I suppose they had to turn to coca or some other profitable crop.

And by the way, the Sugar Quota has caused more unemployment than there are 
beet sugar farmers. Canada has benefited from the nonsense as American 
companies have fled north of the border where sugar is cheaper.

Governments, Ray, make the "Law of Unintended Consequences" an art form. 
Don't bristle because I slam governments. They deserve far more criticism 
than I have time for.

Now we can go, one by one, through the other 8,500 US tariffs and the 
damage they cause!

Well, perhaps not, but you might investigate these things about which your 
knowledge is a little weak. After all, you apparently think that farmers 
are responsible for the butter and cheese mountains. Also, that they then 
proceed to pay the costs of this overproduction and the costs of storing it.

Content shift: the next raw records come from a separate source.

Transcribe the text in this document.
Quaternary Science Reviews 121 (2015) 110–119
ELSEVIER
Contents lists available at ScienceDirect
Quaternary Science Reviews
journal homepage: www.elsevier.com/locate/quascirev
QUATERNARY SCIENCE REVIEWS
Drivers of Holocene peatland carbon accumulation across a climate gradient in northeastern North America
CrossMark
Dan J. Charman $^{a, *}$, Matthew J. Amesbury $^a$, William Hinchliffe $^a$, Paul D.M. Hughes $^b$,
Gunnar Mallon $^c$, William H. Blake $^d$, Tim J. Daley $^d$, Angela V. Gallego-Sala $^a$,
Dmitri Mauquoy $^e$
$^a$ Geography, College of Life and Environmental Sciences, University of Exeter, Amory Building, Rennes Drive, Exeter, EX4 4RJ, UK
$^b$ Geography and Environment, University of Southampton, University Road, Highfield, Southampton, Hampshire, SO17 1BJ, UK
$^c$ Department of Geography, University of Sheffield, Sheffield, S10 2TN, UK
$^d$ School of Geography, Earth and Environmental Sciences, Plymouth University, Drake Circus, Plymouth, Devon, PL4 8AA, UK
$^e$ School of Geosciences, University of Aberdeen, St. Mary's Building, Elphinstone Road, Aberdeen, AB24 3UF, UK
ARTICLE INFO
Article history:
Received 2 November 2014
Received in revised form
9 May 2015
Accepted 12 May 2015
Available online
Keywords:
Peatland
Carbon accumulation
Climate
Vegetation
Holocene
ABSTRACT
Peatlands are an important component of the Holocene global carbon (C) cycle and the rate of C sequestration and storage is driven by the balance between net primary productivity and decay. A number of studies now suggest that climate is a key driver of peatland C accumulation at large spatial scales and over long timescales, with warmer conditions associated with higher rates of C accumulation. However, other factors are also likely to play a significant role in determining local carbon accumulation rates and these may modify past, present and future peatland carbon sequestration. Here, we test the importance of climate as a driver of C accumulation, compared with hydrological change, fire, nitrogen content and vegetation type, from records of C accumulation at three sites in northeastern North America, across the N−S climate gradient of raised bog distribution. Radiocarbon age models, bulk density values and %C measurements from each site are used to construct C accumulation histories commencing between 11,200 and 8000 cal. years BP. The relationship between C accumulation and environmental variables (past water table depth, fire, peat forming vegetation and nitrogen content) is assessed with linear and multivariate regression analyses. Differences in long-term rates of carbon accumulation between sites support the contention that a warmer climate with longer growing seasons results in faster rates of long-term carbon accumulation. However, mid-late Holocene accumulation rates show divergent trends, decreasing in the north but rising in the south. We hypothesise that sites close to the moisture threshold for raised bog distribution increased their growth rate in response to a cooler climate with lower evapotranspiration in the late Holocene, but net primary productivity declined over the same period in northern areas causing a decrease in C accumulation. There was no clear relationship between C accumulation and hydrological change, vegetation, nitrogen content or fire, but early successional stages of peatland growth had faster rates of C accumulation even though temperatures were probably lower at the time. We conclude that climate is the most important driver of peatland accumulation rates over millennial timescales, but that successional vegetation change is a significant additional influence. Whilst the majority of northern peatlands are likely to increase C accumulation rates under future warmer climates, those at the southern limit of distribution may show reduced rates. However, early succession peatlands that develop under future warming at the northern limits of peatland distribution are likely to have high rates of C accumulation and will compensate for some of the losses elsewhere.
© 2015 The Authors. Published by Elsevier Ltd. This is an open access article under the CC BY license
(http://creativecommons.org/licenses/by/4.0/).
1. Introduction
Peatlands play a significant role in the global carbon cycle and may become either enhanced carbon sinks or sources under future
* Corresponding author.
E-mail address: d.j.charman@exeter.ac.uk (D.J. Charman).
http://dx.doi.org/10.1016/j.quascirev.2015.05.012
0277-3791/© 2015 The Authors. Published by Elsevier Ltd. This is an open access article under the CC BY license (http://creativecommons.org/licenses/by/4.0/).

But, you couldn't believe that. It goes against common sense.

So, who is responsible for the food mountains, Ray?

Why don't you ask the Spice Girls, or Harrison Ford?

Harry - (CEO The Coldwater Group)
_____________________________

Ray wrote:

>The Coldwater Group stated:
> > It's built because the government(s) pay the farmers to overproduce. Then
> > the overproduction is piled into mountains. Of course consumer prices are
> > kept high for the people have to pay for this nonsense.
> >
> > (We have our butter and cheese mountains over here. Because we have
> > governments too.)
>
>(To be read in the spirit of the Spice Girls)
>
>Boys, what kind of thinking is that?     "Economic speak?"    It reads 
>like the kind of "nonsense redefining" that constitutes what John Warfield 
>calls "polluting the language."    Do any of you seriously believe that 
>the intent of the government is to pay people to over produce?     And the 
>reason is?    Because "that is what governments do"?      Harry, does the 
>George school accept such logic from its students?   If it does we should 
>call it Henry George and the PIPs?  (Poor Intellectual Productivity)
>
>But the sad truth is that economists make this kind of general statement 
>all the time and get by with it.   It is bad thought, bad policy and bad 
>English.    Yesterday Ayn Rand, (the reciever of the Alice 
>Rosenblum  paragon of English Language Award) in her book  Anthem, equated 
>artists with candlemakers in an electric society, today we believe our 
>food producers are the "new candlemakers" in a brave new virtual world.
>
>I propose no answers because the questions about these issues and the 
>relationship to the Future of Work for farmers and others have not been 
>asked.     Like the GE company's PCBs in the Hudson River, the only answer 
>is "Laisse Faire."   If we ignore it, it will go away because "nature, 
>i.e. the market, is good."   Or the best one of all is "the market is just 
>the market!" Really?      Or maybe we should quote that piece of  market 
>intellectual philosophy as spoken by the character played by Harrison Ford 
>in the movie "Sabrina."       After he had just screwed someone royally, 
>he said:   "Don't take it so personally, it's just business."     What was 
>yesterday's Ford in entertainment is today's  Skilling (Enron)  in more 
>entertainment.    Wasn't it Russert that said "Its all 
>entertainment!"?     Maybe the answer is there IS no future in work!
>
>
>Ray Evans Harrell, Performing Artist
>New York City
>
>reharrell, cherokee, on a sunday morning after dealing with the european 
>american irs and checking his bank account being blamed on the wtc 
>disaster by the local yokels.    "it's not amerika it's the terrorists!"